FIG. 3 is a front view of the present embodiment.

FIG. 4 is a conceptual diagram of a general optical pickup device.

FIG. 5 is a front view of a conventional pickup lens mounting structure.

FIG. 6 is an exploded perspective view of the conventional pickup lens mounting structure shown in FIG.

FIG. 7 is a front view showing an example of an initial state before the pickup lens is attached to the lens holder.

FIG. 8 is a front view showing a state where the spot adjustment of the laser light is performed from FIG. 7.

9 is a front view showing a state where the tilt of the pickup lens is adjusted from FIG.

FIG. 10 is a front view showing a state where the spot adjustment of the laser beam is performed from FIG.
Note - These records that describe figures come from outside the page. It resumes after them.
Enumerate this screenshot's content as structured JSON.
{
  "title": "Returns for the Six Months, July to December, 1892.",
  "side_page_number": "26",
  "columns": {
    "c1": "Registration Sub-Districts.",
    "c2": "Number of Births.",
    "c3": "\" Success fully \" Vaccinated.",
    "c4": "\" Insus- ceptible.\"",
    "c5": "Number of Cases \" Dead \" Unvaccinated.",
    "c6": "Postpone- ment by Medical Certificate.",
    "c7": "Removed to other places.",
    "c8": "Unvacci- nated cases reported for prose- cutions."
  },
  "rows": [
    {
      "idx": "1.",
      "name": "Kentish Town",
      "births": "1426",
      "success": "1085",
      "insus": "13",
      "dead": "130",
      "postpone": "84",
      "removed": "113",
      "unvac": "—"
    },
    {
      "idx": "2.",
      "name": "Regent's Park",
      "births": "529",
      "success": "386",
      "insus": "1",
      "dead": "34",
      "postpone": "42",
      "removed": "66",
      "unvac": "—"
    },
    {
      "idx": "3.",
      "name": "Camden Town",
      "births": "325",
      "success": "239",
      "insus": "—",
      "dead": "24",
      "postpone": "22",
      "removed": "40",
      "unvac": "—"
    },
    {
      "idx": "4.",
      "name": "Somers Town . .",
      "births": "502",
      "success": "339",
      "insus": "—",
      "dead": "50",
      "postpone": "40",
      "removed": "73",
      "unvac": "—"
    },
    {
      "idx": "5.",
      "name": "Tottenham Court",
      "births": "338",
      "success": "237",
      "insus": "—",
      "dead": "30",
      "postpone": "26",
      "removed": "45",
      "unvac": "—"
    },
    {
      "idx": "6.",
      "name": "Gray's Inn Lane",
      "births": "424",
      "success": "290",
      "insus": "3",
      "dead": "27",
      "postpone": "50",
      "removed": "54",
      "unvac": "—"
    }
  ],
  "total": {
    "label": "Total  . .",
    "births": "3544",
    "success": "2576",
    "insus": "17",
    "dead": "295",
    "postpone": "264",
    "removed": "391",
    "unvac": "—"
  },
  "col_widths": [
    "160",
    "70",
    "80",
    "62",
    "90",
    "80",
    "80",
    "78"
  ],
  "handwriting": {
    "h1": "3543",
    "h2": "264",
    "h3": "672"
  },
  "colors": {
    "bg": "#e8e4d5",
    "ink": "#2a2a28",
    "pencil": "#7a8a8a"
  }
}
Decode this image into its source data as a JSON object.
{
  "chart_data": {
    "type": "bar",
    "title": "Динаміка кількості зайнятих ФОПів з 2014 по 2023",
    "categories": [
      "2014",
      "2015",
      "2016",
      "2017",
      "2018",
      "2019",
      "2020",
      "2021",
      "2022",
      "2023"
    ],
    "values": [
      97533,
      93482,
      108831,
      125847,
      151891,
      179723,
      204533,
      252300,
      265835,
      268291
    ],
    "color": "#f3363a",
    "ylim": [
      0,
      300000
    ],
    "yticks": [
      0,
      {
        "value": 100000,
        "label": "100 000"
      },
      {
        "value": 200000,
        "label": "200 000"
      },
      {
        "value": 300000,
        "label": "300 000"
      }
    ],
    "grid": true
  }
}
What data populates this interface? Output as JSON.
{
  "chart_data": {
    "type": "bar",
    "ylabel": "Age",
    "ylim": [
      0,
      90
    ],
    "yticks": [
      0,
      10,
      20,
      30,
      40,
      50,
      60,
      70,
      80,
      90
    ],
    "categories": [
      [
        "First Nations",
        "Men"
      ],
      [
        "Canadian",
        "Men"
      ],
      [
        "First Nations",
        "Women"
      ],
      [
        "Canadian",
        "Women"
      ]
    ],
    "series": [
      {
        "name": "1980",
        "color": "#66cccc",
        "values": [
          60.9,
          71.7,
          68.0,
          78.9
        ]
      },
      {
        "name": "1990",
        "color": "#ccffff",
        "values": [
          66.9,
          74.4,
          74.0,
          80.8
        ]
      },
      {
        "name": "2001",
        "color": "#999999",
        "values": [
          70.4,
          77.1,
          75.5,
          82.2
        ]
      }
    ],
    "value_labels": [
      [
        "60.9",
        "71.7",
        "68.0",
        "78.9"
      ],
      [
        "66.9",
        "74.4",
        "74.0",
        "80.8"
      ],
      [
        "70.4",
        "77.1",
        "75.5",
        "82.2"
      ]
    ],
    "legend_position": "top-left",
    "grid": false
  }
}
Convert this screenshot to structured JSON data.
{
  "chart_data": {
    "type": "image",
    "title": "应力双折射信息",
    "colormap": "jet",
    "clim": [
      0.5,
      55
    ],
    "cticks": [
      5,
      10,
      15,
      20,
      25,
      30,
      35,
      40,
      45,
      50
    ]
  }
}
[Explanation of reference numerals] 1 disc 1a recording surface 2 actuator 3 pickup lens 3a lens holder 3b lens fitting hole 4 prism 5 collimator lens 6 beam splitter 7 correction plate 8 concave lens 9 light receiving element 10 diffraction grating 11 light emitting element 12 skew plate 12a sphere Seat 13 Screw 14 Base 14a Recessed portion 15 Spring 16 Screw 17 Support plate 20 Base 20a Recessed portion 23 Support portion 34 Ball seat 30 Pickup lens 30a Lens holder 30b Lens fitting hole H ₁ First principal point H ₂ Second principal point L1 Optical axis L2 optical axis L3 optical axis R, r radius of base recess

[Procedure amendment]

[Submission date] July 8, 1992

[Procedure Amendment 1]

[Document name to be corrected] Drawing

[Name of item to be corrected] Figure 3

[Correction method] Change

[Correction content]

[Figure 3]

[Procedure Amendment 2]

[Document name to be corrected] Drawing

[Name of item to be corrected] Figure 5

[Correction method] Change

[Correction content]

[Figure 5]

Claims (1)

[Scope of utility model registration request] 1. An optical pickup device for reading a signal of an optical disc by a laser beam emitted from a light source,
In a pickup lens mounting structure for mounting a pickup lens for irradiating the optical disc with the laser light, a skew plate capable of mounting and adjusting the pickup lens, the skew plate is mounted, and an optical axis which is a central axis of the laser light passes through a center. The base, the R-shaped recess formed in the center of the base with the second principal point of the pickup lens located on the exit side of the laser light from the light source as the center point, and the R-shaped recess so as to contact the recess. A pickup lens mounting structure comprising: a ball seat provided on a skew plate.